Hanya di kita yang ada berbeda makanan sapi yaitu rumput dan makanan sayur untuk manusia. Bagi Tuhan yang menghamparkan bumi untuk kita hidup, semuanya itu hanyalah perkara kecil belaka.

HAL – IHWAL HARI KIAMAT

“Maka apabila telah datang malapetaka yang besar itu.” (ayat 34). Yaitu hari kiamat dan hari perhitungan (hisab): “Di hari yang akan teringat manusia kepada apa yang telah diusahakannya.” (ayat 35).

Teringatlah manusia kembali pada hari itu segala pekerjaan yang telah diusahakannya selama hidupnya di dalam dunia dahulu. Tidak suatu jua pun yang terlupa. Mengingat pekerjaan-pekerjaan yang telah pernah dikerjakan di zaman lalu itu, di waktu hidup kita di dunia ini saja kerapkali mengacaukan fikiran, karena kita merasa bahwa perbuatan kita dahulu sebenarnya adalah salah atau janggal atau menjadi tertawaan orang.

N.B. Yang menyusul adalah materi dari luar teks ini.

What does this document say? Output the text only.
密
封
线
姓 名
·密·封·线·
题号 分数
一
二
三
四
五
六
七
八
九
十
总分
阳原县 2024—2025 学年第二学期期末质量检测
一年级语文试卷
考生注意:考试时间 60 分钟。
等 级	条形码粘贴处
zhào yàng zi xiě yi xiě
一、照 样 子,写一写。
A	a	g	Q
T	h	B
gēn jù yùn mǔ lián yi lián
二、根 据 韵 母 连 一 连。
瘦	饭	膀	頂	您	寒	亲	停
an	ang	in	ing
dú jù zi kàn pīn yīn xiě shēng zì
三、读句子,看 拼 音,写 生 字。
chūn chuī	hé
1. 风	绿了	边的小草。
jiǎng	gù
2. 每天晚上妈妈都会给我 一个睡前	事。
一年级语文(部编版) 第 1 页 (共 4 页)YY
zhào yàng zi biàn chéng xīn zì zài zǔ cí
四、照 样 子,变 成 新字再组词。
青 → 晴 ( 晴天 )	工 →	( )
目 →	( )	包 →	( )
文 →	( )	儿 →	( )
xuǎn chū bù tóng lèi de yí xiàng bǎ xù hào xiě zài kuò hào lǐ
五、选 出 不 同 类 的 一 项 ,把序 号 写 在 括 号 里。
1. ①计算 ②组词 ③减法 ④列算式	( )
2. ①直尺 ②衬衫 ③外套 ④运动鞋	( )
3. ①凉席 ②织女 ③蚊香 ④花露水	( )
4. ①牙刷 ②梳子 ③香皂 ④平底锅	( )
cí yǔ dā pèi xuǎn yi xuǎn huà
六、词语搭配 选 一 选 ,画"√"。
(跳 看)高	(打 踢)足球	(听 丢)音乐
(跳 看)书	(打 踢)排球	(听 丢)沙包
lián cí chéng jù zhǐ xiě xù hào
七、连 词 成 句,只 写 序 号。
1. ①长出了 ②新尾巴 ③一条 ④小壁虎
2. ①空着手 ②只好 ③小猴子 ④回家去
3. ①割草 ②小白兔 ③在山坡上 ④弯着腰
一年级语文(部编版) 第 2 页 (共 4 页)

Memendam perasaan bersalah bisa jadi penyakit dalam jiwa. Sedangkan masih di dunia peringatan ke zaman lampau itu lagi memberatkan hati, kononlah kelak di hari akhirat.

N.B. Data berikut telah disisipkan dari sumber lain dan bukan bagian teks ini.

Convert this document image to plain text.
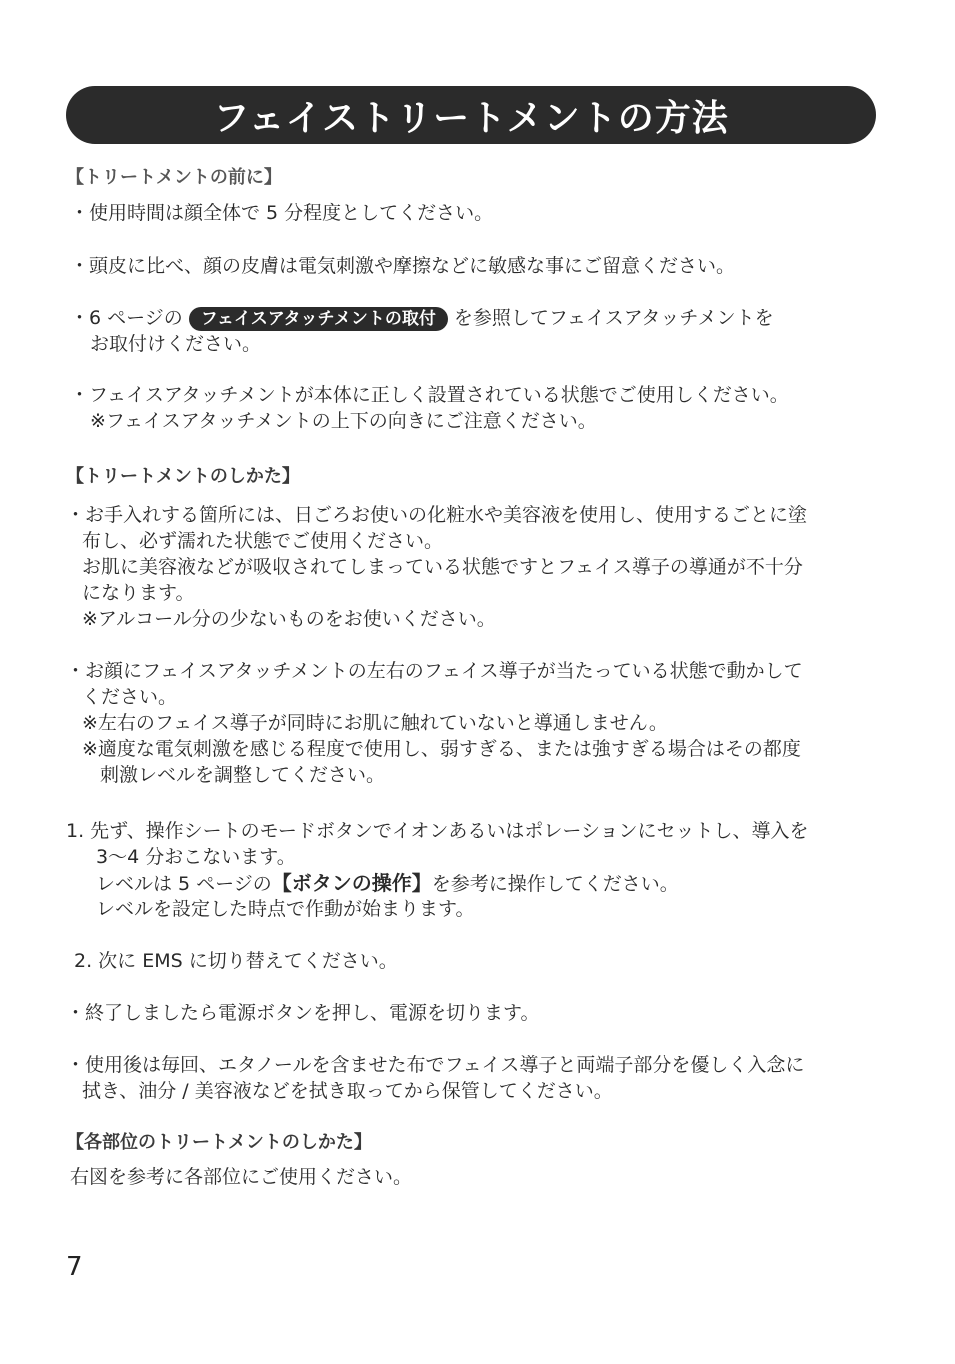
フェイストリートメントの方法
【トリートメントの前に】
・使用時間は顔全体で 5 分程度としてください。
・頭皮に比べ、顔の皮膚は電気刺激や摩擦などに敏感な事にご留意ください。
・6 ページの フェイスアタッチメントの取付 を参照してフェイスアタッチメントを
お取付けください。
・フェイスアタッチメントが本体に正しく設置されている状態でご使用しください。
※フェイスアタッチメントの上下の向きにご注意ください。
【トリートメントのしかた】
・お手入れする箇所には、日ごろお使いの化粧水や美容液を使用し、使用するごとに塗
布し、必ず濡れた状態でご使用ください。
お肌に美容液などが吸収されてしまっている状態ですとフェイス導子の導通が不十分
になります。
※アルコール分の少ないものをお使いください。
・お顔にフェイスアタッチメントの左右のフェイス導子が当たっている状態で動かして
ください。
※左右のフェイス導子が同時にお肌に触れていないと導通しません。
※適度な電気刺激を感じる程度で使用し、弱すぎる、または強すぎる場合はその都度
刺激レベルを調整してください。
1. 先ず、操作シートのモードボタンでイオンあるいはポレーションにセットし、導入を
3～4 分おこないます。
レベルは 5 ページの【ボタンの操作】を参考に操作してください。
レベルを設定した時点で作動が始まります。
2. 次に EMS に切り替えてください。
・終了しましたら電源ボタンを押し、電源を切ります。
・使用後は毎回、エタノールを含ませた布でフェイス導子と両端子部分を優しく入念に
拭き、油分 / 美容液などを拭き取ってから保管してください。
【各部位のトリートメントのしかた】
右図を参考に各部位にご使用ください。
7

“Dan dipertunjukkan neraka kepada siapa yang melihat.” (ayat 36). Bertambah teringat dosa yang lalu bertambah jelas neraka di muka penglihatan mata. Walaupun dicoba hendak memalingkan mata ke tempat lain, namun dia hendak kembali melihat ke sana juga. Kengerian menyebabkan penglihatan lekat ke sana saja.

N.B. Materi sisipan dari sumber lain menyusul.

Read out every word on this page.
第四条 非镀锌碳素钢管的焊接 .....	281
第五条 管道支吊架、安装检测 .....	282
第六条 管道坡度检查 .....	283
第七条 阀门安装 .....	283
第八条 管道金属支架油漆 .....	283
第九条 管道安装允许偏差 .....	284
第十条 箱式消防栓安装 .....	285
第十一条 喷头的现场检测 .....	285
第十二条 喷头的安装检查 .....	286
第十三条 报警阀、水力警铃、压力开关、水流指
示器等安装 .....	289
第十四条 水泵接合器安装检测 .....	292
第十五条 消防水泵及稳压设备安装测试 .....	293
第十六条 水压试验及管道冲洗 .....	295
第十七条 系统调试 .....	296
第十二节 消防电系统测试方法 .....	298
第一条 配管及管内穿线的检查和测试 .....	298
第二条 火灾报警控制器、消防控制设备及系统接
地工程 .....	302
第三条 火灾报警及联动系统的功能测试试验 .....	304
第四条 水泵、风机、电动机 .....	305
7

Lalu diterangkan pada ayat selanjutnya siapa yang akan masuk ke dalam neraka itu:

“Maka adapun orang-orang yang telah melanggar batas.” (ayat 37). Artinya telah dilampauinya segala batas yang ditentukan oleh Allah. Tidak diperdulikannya lagi mana yang terlarang dan mana yang boleh dilakukan. Batas-batas itu dirompaknya semua karena dorongan nafsunya: “Dan lebih mementingkan kehidupan dunia.” (ayat 38). Tidak diingatnya lagi bahwa hidup di dunia ini hanyalah buat sementara, lalu hatinya terpaut kepada dunia yang akan ditinggalkan itu, sehingga tersesatlah dia daripada jalan yang benar: “Maka sesungguhnya neraka jahimlah tempatnya kembali.” (ayat 39). Karena sejak semula jalan ke sanalah yang telah dipilihnya sendiri.

“Dan adapun orang-orang yang takut akan kebesaran Tuhannya.” (pangkal ayat 40). Dia takut akan maqam atau kebesaran atau kedudukan Tuhannya, sebab dia tahu bahwa Allah itu Maha Kuasa menjatuhkan azab kepada barangsiapa yang durhaka, dikerjakannyalah perintah Allah, dihentikannya larangan-Nya, dilatihnya dirinya untuk selalu mendekatkan diri kepada Tuhan dengan ibadat dan khusyu’! “Dan (dapat) mencegah dirinya dari pengaruh hawanafsu.” (ujung ayat 40). Sehingga dia dapat mengendalikan diri dengan baik; “Maka sesungguhnya syurga, itulah tempatnya kembali.” (ayat 41).

Dan itulah yang menjadi penghargaan (rajaa’) dari tiap-tiap orang yang insaf bahwa dirinya adalah Hamba Allah, dan kewajiban hamba tidak lain ialah berbakti kepada Tuhan yang telah menciptakan dan menghidupkannya. Maka syurga itu adalah tempat yang wajar untuk dia kembali.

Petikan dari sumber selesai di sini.